Nous voilà en 1987, Line enchaine avec un doctorat à l’Université de Cambridge en Angleterre. Avec humilité, elle m’avoue que jamais elle ne pensait se rendre aussi loin dans sa scolarité, elle, la petite fille de Port-Alfred. Accompagnée de son conjoint qui poursuit lui aussi ses études de troisième cycle à Cambridge, elle étudiera un sujet de doctorat qui n’était pas son premier choix. Mais, le coût de la vie en Angleterre ne lui permet pas d’aller habiter dans une autre ville que son copain. Aux côtés d’Ian Woodward, elle explore donc les impacts de l’augmentation du CO2. Précisons que nous sommes à cette époque aux balbutiements des échanges concernant les changements climatiques et des tout premiers ordinateurs. Notre étudiante fera de nombreux allers-retours entre l’Université de Cambridge et l’Université d’Harvard à Boston où elle travaillera étroitement avec le professeur Fahkri Bazzaz. Grande voyageuse, elle repart en tour du monde en 1990 avec son amoureux. Au retour, elle postule pour un poste de professeure assistante à l’Université Laval.  Elle doit d’abord terminer son doctorat…  Elle me raconte avec fierté l’appel de l’Université Laval: elle est à Boston et on la convie pour une entrevue alors que la rédaction de sa thèse n’est même pas terminée! C’est ainsi que Line est revenue sur les terres du Québec.

Je pourrais écrire longuement sur la suite de sa carrière, sur ses livres, ses nombreuses implications, ses prestigieux prix de reconnaissance et son grand rayonnement, ici comme ailleurs dans le monde. Pour n’en nommer que quelques-uns:  l’ouvrage récent Les sphaignes de l’Est du Canada, le projet d’une vie, le prix Synergie en 2004 et la bourse de 25 000$ qui lui a permis de mettre en place la numérisation des spécimens et étiquettes pour les mousses de sphaigne de l’Herbier Louis-Marie.

Line Rochefort
Passionnée par l’étude des tourbières, Line à la Baie-James, 2015

Autre implication notable: elle est actuellement correspondante nationale pour le Canada au sein du Groupe d'évaluation scientifique et technique de la Convention de Ramsar, pour la protection des milieux humides. De plus, tout récemment, Line vient d’accepter un mandat de deux ans pour le Programme Global Peatlands Initiative (GPI) des Nations unies pour l’environnement (UNEP) afin d’établir un portrait de l’état de santé des tourbières à l’échelle mondiale. Une résidence de coordination et de travail est prévue au Kenya.
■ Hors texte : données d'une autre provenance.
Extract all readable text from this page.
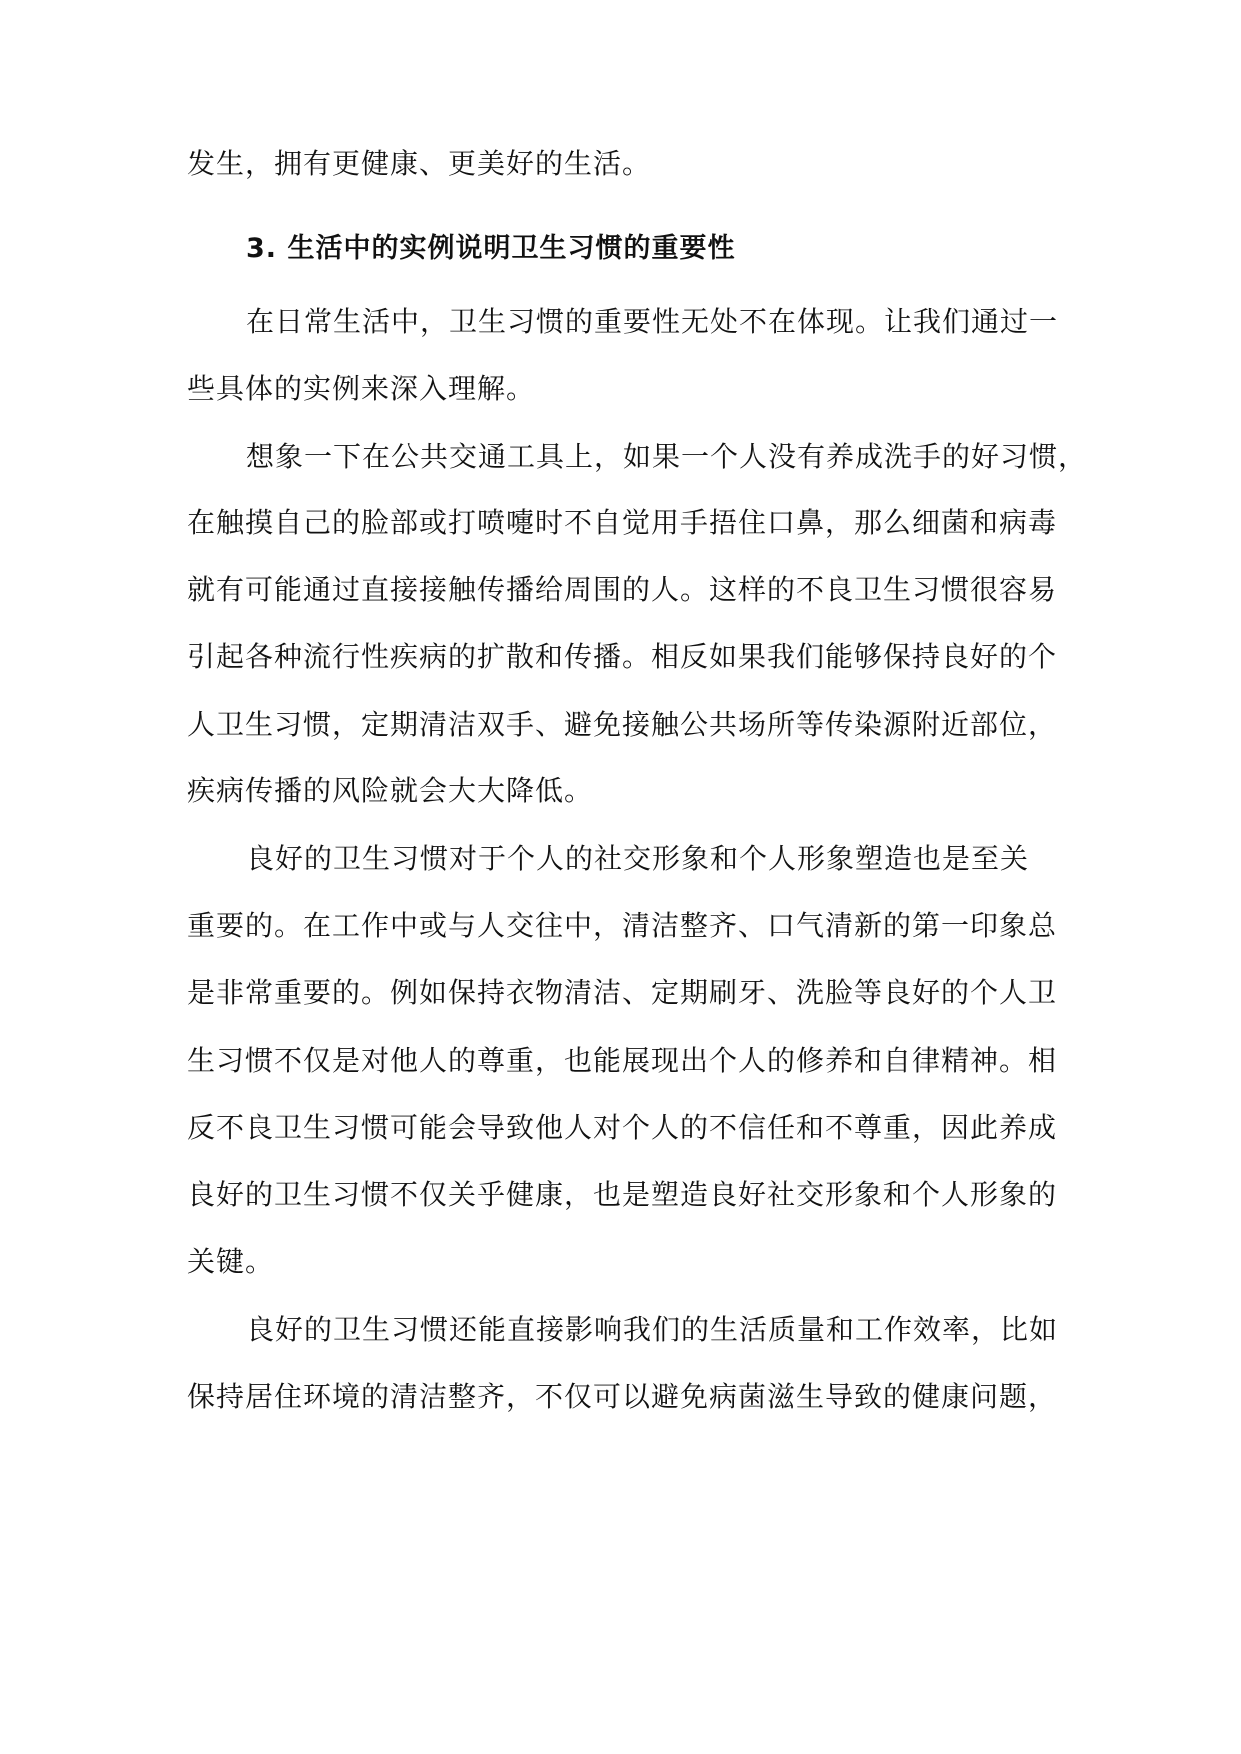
发生，拥有更健康、更美好的生活。
3. 生活中的实例说明卫生习惯的重要性
在日常生活中，卫生习惯的重要性无处不在体现。让我们通过一
些具体的实例来深入理解。
想象一下在公共交通工具上，如果一个人没有养成洗手的好习惯，
在触摸自己的脸部或打喷嚏时不自觉用手捂住口鼻，那么细菌和病毒
就有可能通过直接接触传播给周围的人。这样的不良卫生习惯很容易
引起各种流行性疾病的扩散和传播。相反如果我们能够保持良好的个
人卫生习惯，定期清洁双手、避免接触公共场所等传染源附近部位，
疾病传播的风险就会大大降低。
良好的卫生习惯对于个人的社交形象和个人形象塑造也是至关
重要的。在工作中或与人交往中，清洁整齐、口气清新的第一印象总
是非常重要的。例如保持衣物清洁、定期刷牙、洗脸等良好的个人卫
生习惯不仅是对他人的尊重，也能展现出个人的修养和自律精神。相
反不良卫生习惯可能会导致他人对个人的不信任和不尊重，因此养成
良好的卫生习惯不仅关乎健康，也是塑造良好社交形象和个人形象的
关键。
良好的卫生习惯还能直接影响我们的生活质量和工作效率，比如
保持居住环境的清洁整齐，不仅可以避免病菌滋生导致的健康问题，
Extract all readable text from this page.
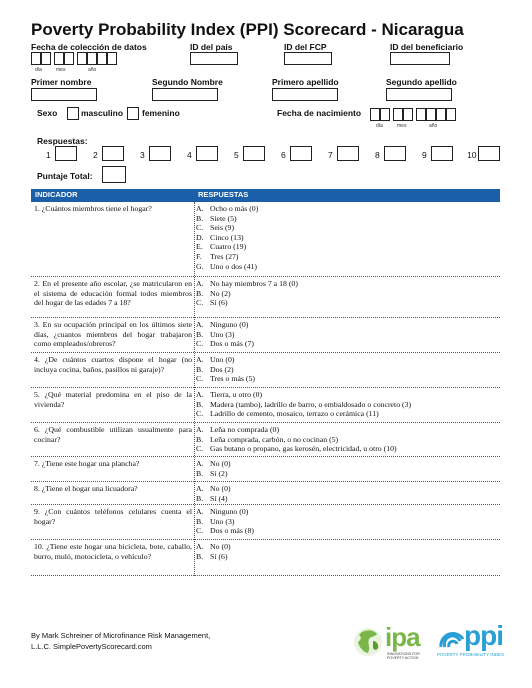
Poverty Probability Index (PPI) Scorecard - Nicaragua
Fecha de colección de datos	ID del país	ID del FCP	ID del beneficiario
día	mes	año
Primer nombre	Segundo Nombre	Primero apellido	Segundo apellido
Sexo	masculino femenino	Fecha de nacimiento
día	mes	año
Respuestas:
1	2	3	4	5	6	7	8	9	10
Puntaje Total:
INDICADOR	RESPUESTAS
1. ¿Cuántos miembros tiene el hogar?	A. Ocho o más (0)
B. Siete (5)
C. Seis (9)
D. Cinco (13)
E. Cuatro (19)
F. Tres (27)
G. Uno o dos (41)
2. En el presente año escolar, ¿se matricularon en el sistema de educación formal todos miembros del hogar de las edades 7 a 18?
A. No hay miembros 7 a 18 (0)
B. No (2)
C. Sí (6)
3. En su ocupación principal en los últimos siete días, ¿cuantos miembros del hogar trabajaron como empleados/obreros?
A. Ninguno (0)
B. Uno (3)
C. Dos o más (7)
4. ¿De cuántos cuartos dispone el hogar (no incluya cocina, baños, pasillos ni garaje)?
A. Uno (0)
B. Dos (2)
C. Tres o más (5)
5. ¿Qué material predomina en el piso de la vivienda?
A. Tierra, u otro (0)
B. Madera (tambo), ladrillo de barro, o embaldosado o concreto (3)
C. Ladrillo de cemento, mosaico, terrazo o cerámica (11)
6. ¿Qué combustible utilizan usualmente para cocinar?
A. Leña no comprada (0)
B. Leña comprada, carbón, o no cocinan (5)
C. Gas butano o propano, gas kerosén, electricidad, u otro (10)
7. ¿Tiene este hogar una plancha?	A. No (0)
B. Sí (2)
8. ¿Tiene el hogar una licuadora?	A. No (0)
B. Sí (4)
9. ¿Con cuántos teléfonos celulares cuenta el hogar?
A. Ninguno (0)
B. Uno (3)
C. Dos o más (8)
10. ¿Tiene este hogar una bicicleta, bote, caballo, burro, muló, motocicleta, o vehículo?
A. No (0)
B. Sí (6)
By Mark Schreiner of Microfinance Risk Management,
L.L.C. SimplePovertyScorecard.com	ipa
INNOVATIONS FOR POVERTY ACTION
ppi
POVERTY PROBABILITY INDEX
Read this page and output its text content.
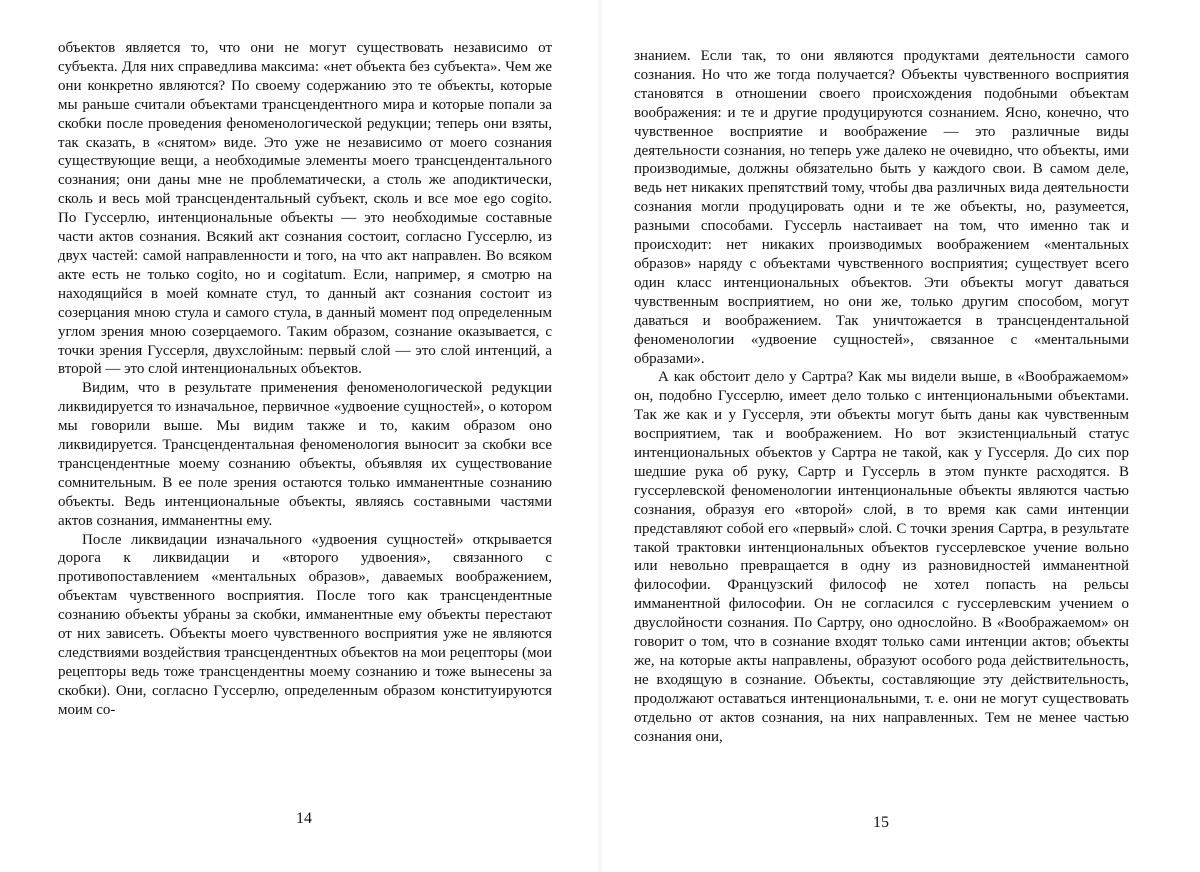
объектов является то, что они не могут существовать независимо от субъекта. Для них справедлива максима: «нет объекта без субъекта». Чем же они конкретно являются? По своему содержанию это те объекты, которые мы раньше считали объектами трансцендентного мира и которые попали за скобки после проведения феноменологической редукции; теперь они взяты, так сказать, в «снятом» виде. Это уже не независимо от моего сознания существующие вещи, а необходимые элементы моего трансцендентального сознания; они даны мне не проблематически, а столь же аподиктически, сколь и весь мой трансцендентальный субъект, сколь и все мое ego cogito. По Гуссерлю, интенциональные объекты — это необходимые составные части актов сознания. Всякий акт сознания состоит, согласно Гуссерлю, из двух частей: самой направленности и того, на что акт направлен. Во всяком акте есть не только cogito, но и cogitatum. Если, например, я смотрю на находящийся в моей комнате стул, то данный акт сознания состоит из созерцания мною стула и самого стула, в данный момент под определенным углом зрения мною созерцаемого. Таким образом, сознание оказывается, с точки зрения Гуссерля, двухслойным: первый слой — это слой интенций, а второй — это слой интенциональных объектов.

Видим, что в результате применения феноменологической редукции ликвидируется то изначальное, первичное «удвоение сущностей», о котором мы говорили выше. Мы видим также и то, каким образом оно ликвидируется. Трансцендентальная феноменология выносит за скобки все трансцендентные моему сознанию объекты, объявляя их существование сомнительным. В ее поле зрения остаются только имманентные сознанию объекты. Ведь интенциональные объекты, являясь составными частями актов сознания, имманентны ему.

После ликвидации изначального «удвоения сущностей» открывается дорога к ликвидации и «второго удвоения», связанного с противопоставлением «ментальных образов», даваемых воображением, объектам чувственного восприятия. После того как трансцендентные сознанию объекты убраны за скобки, имманентные ему объекты перестают от них зависеть. Объекты моего чувственного восприятия уже не являются следствиями воздействия трансцендентных объектов на мои рецепторы (мои рецепторы ведь тоже трансцендентны моему сознанию и тоже вынесены за скобки). Они, согласно Гуссерлю, определенным образом конституируются моим со-

14

знанием. Если так, то они являются продуктами деятельности самого сознания. Но что же тогда получается? Объекты чувственного восприятия становятся в отношении своего происхождения подобными объектам воображения: и те и другие продуцируются сознанием. Ясно, конечно, что чувственное восприятие и воображение — это различные виды деятельности сознания, но теперь уже далеко не очевидно, что объекты, ими производимые, должны обязательно быть у каждого свои. В самом деле, ведь нет никаких препятствий тому, чтобы два различных вида деятельности сознания могли продуцировать одни и те же объекты, но, разумеется, разными способами. Гуссерль настаивает на том, что именно так и происходит: нет никаких производимых воображением «ментальных образов» наряду с объектами чувственного восприятия; существует всего один класс интенциональных объектов. Эти объекты могут даваться чувственным восприятием, но они же, только другим способом, могут даваться и воображением. Так уничтожается в трансцендентальной феноменологии «удвоение сущностей», связанное с «ментальными образами».

А как обстоит дело у Сартра? Как мы видели выше, в «Воображаемом» он, подобно Гуссерлю, имеет дело только с интенциональными объектами. Так же как и у Гуссерля, эти объекты могут быть даны как чувственным восприятием, так и воображением. Но вот экзистенциальный статус интенциональных объектов у Сартра не такой, как у Гуссерля. До сих пор шедшие рука об руку, Сартр и Гуссерль в этом пункте расходятся. В гуссерлевской феноменологии интенциональные объекты являются частью сознания, образуя его «второй» слой, в то время как сами интенции представляют собой его «первый» слой. С точки зрения Сартра, в результате такой трактовки интенциональных объектов гуссерлевское учение вольно или невольно превращается в одну из разновидностей имманентной философии. Французский философ не хотел попасть на рельсы имманентной философии. Он не согласился с гуссерлевским учением о двуслойности сознания. По Сартру, оно однослойно. В «Воображаемом» он говорит о том, что в сознание входят только сами интенции актов; объекты же, на которые акты направлены, образуют особого рода действительность, не входящую в сознание. Объекты, составляющие эту действительность, продолжают оставаться интенциональными, т. е. они не могут существовать отдельно от актов сознания, на них направленных. Тем не менее частью сознания они,

15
Femme engagée, Line a été juge de ski acrobatique, présidente du club de ski acrobatique de Stoneham et présidente de Skibec acrobatique pendant des années. La philanthropie pour elle, c’est un mode de vie. L’été, pour relaxer, elle pratique le kayak, le vélo de route et de montagne, et la natation. Une vie bien remplie et très active, celle de l’illustre professeure-chercheure Line Rochefort!

Merci, Line, de cette rencontre captivante et de ta grande générosité de cœur!